Wednesday, June 14, 2017

The Mummy

Year: 2017
Genre: Action
Directed: Alex Kurtzman
Stars: Tom Cruise, Annabelle Wallis, Sofia Boutella, Russell Crowe, Jake Johnson, Courtney B. Vance, Marwan Kenzari, Simon Atherton, Stephen Thompson, James Arama, Matthew Wilkas
Production: Universal Studios

The Mummy often feels like a nightmare. Not an interesting or memorable nightmare mind you, but the kind where you wake up mind boggled by the various avenues your stream of consciousness went sloshing around. It's just a mess - a huge, blundering, skin-festering, cliche-riddled, desperate mess.
Well don't sugarcoat it...
The first sign of trouble occurs before the film even has a chance to introduce us to its characters. The Universal logo inverts its blue/green globe revealing an eclipsed Earth, with "Dark Universe" scrawled in big, bold, overly-confident gold letters. The hubris of a promised extended universe is then immediately undone by Tom Cruise's soldier of fortune, Nick Morton and his compromising exchange with franchise female dead-weight Annabelle Wallis. From there the movie sputters on the same broadly drawn characters and sweeping barrage of action set pieces that would have felt more at home in the 1999 Brendan Fraser movie. Yet while that movie played up its cliches for cheeky laughs and cheap scares, this one wants you to take in the first twenty minutes like you're sucking down prized Kentucky mash.
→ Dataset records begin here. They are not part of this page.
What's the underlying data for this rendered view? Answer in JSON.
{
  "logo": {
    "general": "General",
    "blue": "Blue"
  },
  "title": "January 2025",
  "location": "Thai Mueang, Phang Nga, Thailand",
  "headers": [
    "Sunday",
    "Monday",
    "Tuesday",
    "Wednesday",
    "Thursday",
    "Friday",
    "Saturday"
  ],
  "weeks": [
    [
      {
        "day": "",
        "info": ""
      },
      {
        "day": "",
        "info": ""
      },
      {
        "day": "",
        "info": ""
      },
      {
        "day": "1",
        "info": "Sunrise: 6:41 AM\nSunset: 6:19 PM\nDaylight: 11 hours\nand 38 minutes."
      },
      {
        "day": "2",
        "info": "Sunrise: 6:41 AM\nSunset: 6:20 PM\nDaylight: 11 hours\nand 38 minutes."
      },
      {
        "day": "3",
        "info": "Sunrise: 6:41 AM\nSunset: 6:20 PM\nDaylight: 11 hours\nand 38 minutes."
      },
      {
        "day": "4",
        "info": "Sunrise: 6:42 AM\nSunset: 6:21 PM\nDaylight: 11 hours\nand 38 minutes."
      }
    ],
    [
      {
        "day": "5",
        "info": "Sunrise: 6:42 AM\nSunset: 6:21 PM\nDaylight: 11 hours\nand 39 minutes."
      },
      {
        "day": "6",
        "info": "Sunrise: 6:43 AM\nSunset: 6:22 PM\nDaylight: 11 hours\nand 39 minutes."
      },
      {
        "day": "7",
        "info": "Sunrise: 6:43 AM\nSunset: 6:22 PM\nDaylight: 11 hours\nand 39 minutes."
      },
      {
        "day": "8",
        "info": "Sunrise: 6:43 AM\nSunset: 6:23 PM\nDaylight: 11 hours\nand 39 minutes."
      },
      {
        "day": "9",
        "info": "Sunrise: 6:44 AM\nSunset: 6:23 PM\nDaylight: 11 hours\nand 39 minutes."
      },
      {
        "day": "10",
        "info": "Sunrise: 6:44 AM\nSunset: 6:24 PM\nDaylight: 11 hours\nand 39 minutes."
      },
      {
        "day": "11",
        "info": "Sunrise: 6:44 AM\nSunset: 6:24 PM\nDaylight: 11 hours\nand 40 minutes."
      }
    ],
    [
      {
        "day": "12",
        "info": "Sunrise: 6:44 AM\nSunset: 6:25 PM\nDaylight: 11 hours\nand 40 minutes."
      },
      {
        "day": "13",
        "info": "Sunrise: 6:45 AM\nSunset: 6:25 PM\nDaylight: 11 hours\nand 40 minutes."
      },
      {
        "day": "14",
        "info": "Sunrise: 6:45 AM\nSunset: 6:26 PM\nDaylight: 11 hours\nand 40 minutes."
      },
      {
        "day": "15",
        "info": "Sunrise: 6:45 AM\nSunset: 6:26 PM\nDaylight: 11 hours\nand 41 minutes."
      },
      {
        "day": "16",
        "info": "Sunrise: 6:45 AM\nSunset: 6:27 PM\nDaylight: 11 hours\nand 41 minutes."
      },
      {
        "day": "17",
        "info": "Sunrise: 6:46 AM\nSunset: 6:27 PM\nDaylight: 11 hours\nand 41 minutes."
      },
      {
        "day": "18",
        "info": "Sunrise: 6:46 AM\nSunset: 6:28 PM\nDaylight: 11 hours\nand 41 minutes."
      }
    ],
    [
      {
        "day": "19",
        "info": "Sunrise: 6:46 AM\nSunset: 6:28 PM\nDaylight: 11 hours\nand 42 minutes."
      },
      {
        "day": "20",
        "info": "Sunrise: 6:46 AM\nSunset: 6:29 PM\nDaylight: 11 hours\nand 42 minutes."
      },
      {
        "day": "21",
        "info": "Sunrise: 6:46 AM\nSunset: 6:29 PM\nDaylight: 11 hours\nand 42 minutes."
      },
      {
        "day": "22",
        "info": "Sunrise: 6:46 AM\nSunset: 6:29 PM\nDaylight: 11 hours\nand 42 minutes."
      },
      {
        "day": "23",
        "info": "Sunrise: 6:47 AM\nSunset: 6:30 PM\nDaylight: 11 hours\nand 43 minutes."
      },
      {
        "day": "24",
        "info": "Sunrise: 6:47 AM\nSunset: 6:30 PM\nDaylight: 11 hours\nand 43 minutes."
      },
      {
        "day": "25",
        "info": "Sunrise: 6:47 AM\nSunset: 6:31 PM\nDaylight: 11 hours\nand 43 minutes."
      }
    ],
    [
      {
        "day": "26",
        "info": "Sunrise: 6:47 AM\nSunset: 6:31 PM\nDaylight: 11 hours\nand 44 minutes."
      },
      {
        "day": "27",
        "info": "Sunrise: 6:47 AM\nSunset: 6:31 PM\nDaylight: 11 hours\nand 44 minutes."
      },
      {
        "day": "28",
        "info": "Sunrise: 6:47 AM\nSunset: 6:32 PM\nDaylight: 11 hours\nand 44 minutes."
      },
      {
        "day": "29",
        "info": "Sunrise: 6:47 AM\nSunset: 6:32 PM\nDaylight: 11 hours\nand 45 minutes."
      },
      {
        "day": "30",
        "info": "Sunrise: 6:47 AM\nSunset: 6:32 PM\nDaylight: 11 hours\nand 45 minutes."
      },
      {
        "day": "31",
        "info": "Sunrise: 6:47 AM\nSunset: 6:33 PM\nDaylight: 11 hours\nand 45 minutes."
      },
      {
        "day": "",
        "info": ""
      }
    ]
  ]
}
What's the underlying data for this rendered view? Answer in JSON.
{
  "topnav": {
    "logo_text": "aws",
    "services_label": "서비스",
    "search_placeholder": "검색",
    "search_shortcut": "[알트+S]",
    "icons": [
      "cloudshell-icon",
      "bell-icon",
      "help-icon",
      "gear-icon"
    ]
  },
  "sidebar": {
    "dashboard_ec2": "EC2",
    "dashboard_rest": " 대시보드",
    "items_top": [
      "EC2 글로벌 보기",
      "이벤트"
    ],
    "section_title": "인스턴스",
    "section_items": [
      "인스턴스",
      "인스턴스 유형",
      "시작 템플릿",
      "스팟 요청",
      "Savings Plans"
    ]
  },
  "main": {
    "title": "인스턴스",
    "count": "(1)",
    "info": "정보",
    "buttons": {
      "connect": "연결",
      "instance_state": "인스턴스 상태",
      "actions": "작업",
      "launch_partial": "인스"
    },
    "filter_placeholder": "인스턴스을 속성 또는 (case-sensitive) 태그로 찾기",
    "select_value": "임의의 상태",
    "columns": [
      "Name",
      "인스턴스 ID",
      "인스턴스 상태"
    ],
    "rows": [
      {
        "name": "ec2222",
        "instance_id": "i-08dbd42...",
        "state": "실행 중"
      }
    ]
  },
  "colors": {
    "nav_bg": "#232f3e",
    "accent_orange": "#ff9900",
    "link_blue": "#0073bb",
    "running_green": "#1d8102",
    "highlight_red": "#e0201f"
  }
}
Please, put me in a better movie!
Once the smoke has cleared both figuratively and literally, the movie introduces us to its titular monster, a cursed, soul-sucking Egyptian princess played by a very game and oh so terribly utilized Sofia Boutella. As refreshing as it may seem to have a female mummy, Universal's only real ace in this faux franchise so far, having her play this specific monster with sexual moxie is like asking to make high cuisine out of coprophagia.

But before we even see her face and can recognize her physical presence, we're forced to experience a farcical amount of brittle zombie attacks and really cheap looking CGI which makes you wonder where the $125 million it took to make this movie went. It clearly didn't go to making this movie look good. Principal photography took place in Oxford, Oxfordshire, England but it might as well have been shot in a hollowed out missile silo for all the under-lit, flat-looking and dull frames that assemble this movie. I was seriously wondering if I was watching a big-budget spectacle or an Underworld (2003-Present) movie.

Ahahahahaha!!
What's left of this quivering mass of insipidness has its neck snapped by the halfway mark. The movie stops cold to fully explore the minutia of Prodigium: The Dark Universe's analog to S.H.I.E.L.D. Only instead of it being a welcome distraction (the best possible scenario by this point), it more or less ends up being a sad reminder that Russell Crowe, the Oscar winning actor of high repute, actively doesn't give a s**t. And yes, Russell Crowe is in this movie and yes he does play Dr. Jekyl/Dr. Jekyl with a Cockney accent and yellow eyes. His choice to play the dual role like a drunken rendition of The Green Goblin is actually kind of admirable if you put the right lens against it - like Jesse Eisenberg in Baman V. Superman Ice Cream (2016) only with slightly less to do.

Please Alan, don't bring this franchise back from the dead!
I'm honestly at a loss at this point. Despite many attempts, not a single major studio has managed to match the chops of the Marvel Extended Universe, and I'm starting to think it's not even possible anymore. The Mummy has thrown both figuratively and literally the elastic man himself Tom Cruise at this problem and the only thing that came out of it is a busy, bloated and offensively dull movie with one of the most disappointing non-endings since Pushing Daisies (2007-2009).